« Nous tendons toujours aux choses défendues et convoitons ce qui nous est interdit », écrivait le païen Ovide. Si nous avions médité cette phrase comme il convient, bien des clichés sur le christianisme se seraient dissipés dans l’air. Nous aurions évité de nous livrer à des interprétations salonardes sur la religion préférée du pape, ou de répéter cette idée nietzschéenne – merveilleuse sous la plume de Nietzsche, mais effroyable dans la bouche de ses disciples – suivant laquelle le christianisme aurait porté atteinte au désir. Disons plutôt que Jésus-Christ nous a permis de renouveler notre stock d’interdits. Le christianisme nous a délivrés de cette croix : savoir ce qu’il ne faut pas désirer. Nous avons donc écouté les prêtres, et nous nous sommes mis à convoiter les choses en cachette, conformément à la loi universelle du désir.

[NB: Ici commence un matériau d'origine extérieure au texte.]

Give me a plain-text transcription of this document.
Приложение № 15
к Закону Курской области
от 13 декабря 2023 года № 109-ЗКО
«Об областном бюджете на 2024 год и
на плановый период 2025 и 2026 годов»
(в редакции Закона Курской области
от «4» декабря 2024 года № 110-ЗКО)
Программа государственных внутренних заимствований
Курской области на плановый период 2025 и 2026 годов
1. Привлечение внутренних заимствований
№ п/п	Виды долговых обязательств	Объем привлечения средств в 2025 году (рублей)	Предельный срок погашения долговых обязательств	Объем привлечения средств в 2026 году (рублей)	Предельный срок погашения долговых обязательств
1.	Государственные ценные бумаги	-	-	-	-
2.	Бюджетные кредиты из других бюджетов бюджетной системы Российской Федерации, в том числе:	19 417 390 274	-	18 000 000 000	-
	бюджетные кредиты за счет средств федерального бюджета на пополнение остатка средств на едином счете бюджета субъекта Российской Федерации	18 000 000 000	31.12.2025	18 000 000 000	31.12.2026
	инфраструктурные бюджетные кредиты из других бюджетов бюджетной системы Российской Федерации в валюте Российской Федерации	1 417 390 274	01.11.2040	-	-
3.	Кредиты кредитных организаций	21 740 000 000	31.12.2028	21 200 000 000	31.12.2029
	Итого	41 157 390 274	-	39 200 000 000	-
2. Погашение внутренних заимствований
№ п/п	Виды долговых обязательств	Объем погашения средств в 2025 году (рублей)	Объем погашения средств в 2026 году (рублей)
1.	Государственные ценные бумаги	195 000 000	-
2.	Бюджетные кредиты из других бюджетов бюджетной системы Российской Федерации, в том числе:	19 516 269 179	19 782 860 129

On dira qu’une telle civilisation s’est illustrée par une série de méfaits historiques. Il est certain que la religion chrétienne ne nous a pas rendus moins bêtes et moins violents que tous les autres. Sur le plan général, qui est celui de l’amélioration de l’espèce humaine, la chose est sans espoir. Du moins avons-nous développé de mauvais sentiments en nous-mêmes, ce qui nous a permis d’écrire de bons livres.
Aussi est-il désolant d’entendre l’ancien locataire de la place Beauvau évoquer le christianisme en termes de valeurs. Cette bondieuserie me heurte. Elle semble accréditer la thèse que notre civilisation est supérieure en raison desdites valeurs, ce qui prouve que certains chrétiens ne comprennent rien à leur propre religion. C’est évidemment ennuyeux, surtout lorsque l’on prétend prendre sa défense. Le bigot entend éclairer l’avenir à coups de valeurs et de convictions morales. Le vrai chrétien n’a pas cette certitude. Comme Pascal, comme l’immense Kierkegaard, il sait que la certitude est une vaste plaisanterie. Le prêchi-prêcha christianisant de droite paraît conforme à notre civilisation chrétienne, elle n’en est que la face malhonnête et lugubre. La bondieuserie se trompe sur le bon usage des interdits, mais Dieu, qui est un grand pervers doublé d’un grand artiste, reconnaîtra les siens.